Play, Voice, Empathy, Understanding, and Art

Dustin Kidd - Philosophy of Research, Teaching, and Leadership

The building blocks for my work are play, voice, empathy, understanding, and art.

Play: Adults need to play as much as children do. We often forget that. Scholarly practice should include opportunities for tinkering, practicing, and experimenting. Play is written into most of my assignments. For instance, in my increasing use of social media in the classroom, I ask students to spend time playing—reading, following, and randomly posting—before they jump straight into performing the assignment. 



Voice: Being creative and communicating are natural parts of the human experience, but we all learn to communicate in specific ways for specific settings. So we have to constantly learn to understand our own voices in a variety of communication types—from email to tweets, from formal papers to memos. I work closely with my students and peers on discovering their voices in these different settings and I use iteration as the central tool for teaching communication and writing. Play allows students to experiment with new voices and push the boundaries of their communication styles. 



Empathy: As we discover our own voices we must also listen to the voices of others. I emphasize the importance of empathy as an underlying tenet of sociology. We need to listen to each other and seek to understand why and how some people’s experiences are very different from our own, and we need to do so without judgment. Empathy begins with classroom discussion but it is also an important part of how students read and how they communicate.



Understanding: As we gain confidence in our voices and listen to others, we need a set of tools to understand how we stand in relationship to each other and how we all stand in relationship to the larger social world. I use understanding in the sense that Max Weber used the term verstehen, to refer to a deep awareness of the layers of meaning that define our lives and our social relationships. This sociological understanding allows us to respect our own voices while also empathizing with very different viewpoints. 
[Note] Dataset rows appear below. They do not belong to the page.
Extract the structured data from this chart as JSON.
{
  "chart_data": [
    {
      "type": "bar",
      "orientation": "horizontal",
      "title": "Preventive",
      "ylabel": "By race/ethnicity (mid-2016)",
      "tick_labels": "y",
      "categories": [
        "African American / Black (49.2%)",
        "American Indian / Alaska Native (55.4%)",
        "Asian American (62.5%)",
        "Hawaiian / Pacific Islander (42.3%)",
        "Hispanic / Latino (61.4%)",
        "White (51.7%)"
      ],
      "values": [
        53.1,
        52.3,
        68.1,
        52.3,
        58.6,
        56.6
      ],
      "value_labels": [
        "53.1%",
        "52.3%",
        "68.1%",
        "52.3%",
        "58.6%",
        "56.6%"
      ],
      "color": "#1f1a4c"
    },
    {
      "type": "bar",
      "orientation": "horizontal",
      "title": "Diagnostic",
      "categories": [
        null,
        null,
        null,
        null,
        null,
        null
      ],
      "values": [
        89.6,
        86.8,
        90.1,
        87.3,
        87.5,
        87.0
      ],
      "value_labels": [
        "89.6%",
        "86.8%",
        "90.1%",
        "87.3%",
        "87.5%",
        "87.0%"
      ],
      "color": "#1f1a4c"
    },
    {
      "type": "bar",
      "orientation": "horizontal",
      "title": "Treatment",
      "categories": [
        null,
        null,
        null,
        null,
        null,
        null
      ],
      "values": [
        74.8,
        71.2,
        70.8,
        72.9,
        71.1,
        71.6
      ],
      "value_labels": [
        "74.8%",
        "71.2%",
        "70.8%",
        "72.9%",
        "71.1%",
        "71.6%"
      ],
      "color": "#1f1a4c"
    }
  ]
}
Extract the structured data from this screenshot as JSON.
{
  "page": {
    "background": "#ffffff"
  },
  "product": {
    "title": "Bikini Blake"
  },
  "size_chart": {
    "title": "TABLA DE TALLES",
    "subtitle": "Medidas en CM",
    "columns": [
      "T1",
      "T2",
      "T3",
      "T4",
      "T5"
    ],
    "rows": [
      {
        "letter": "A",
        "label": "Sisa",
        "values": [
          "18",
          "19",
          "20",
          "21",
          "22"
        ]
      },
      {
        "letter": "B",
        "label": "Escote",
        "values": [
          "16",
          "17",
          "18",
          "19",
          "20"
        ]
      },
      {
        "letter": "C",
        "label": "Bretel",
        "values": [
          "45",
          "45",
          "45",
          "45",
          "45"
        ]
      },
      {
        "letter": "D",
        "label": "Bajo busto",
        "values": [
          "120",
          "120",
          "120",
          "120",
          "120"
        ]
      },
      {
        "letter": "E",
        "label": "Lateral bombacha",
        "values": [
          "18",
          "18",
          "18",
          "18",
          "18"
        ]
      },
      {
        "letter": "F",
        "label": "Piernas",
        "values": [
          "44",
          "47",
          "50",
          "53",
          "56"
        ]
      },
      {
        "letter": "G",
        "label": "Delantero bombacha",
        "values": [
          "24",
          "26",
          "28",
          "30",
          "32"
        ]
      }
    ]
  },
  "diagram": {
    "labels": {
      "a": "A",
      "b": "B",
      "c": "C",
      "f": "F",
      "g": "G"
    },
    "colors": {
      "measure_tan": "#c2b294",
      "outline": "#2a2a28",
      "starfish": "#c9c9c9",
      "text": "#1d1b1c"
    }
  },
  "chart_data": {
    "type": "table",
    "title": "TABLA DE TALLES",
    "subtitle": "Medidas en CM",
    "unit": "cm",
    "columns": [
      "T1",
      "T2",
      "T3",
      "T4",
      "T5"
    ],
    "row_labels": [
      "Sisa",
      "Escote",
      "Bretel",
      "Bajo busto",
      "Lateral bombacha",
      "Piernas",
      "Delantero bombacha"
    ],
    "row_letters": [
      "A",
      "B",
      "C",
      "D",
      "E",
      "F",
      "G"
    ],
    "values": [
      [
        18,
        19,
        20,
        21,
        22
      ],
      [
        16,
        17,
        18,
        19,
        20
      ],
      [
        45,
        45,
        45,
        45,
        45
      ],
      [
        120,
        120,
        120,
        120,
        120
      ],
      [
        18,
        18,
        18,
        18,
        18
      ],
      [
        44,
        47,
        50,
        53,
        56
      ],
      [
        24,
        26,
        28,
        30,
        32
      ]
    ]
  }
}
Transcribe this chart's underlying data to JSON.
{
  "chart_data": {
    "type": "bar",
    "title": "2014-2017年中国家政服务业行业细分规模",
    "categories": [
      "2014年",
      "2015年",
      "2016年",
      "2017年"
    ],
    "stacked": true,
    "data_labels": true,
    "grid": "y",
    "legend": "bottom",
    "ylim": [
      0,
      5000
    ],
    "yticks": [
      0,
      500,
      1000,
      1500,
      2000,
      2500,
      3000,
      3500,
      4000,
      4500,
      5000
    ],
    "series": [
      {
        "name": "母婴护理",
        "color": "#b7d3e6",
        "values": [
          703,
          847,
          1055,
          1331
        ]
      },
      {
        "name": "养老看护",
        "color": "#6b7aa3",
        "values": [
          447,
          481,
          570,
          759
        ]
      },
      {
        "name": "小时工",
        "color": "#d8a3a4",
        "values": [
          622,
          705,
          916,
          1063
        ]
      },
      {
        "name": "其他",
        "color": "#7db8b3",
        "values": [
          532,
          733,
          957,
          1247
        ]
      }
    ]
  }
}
Art: The greatest form of literacy is to make art. The best way for us to understand the world is to act on it and become makers of culture. Art is social action and it is the logical outcome of sociological study. It can take the form of an essay, a Pinterest board, a performance, or the authorship of a scholarly paper. I teach my students to become makers and artists who incorporate their understanding of the world into projects that build and transform the world.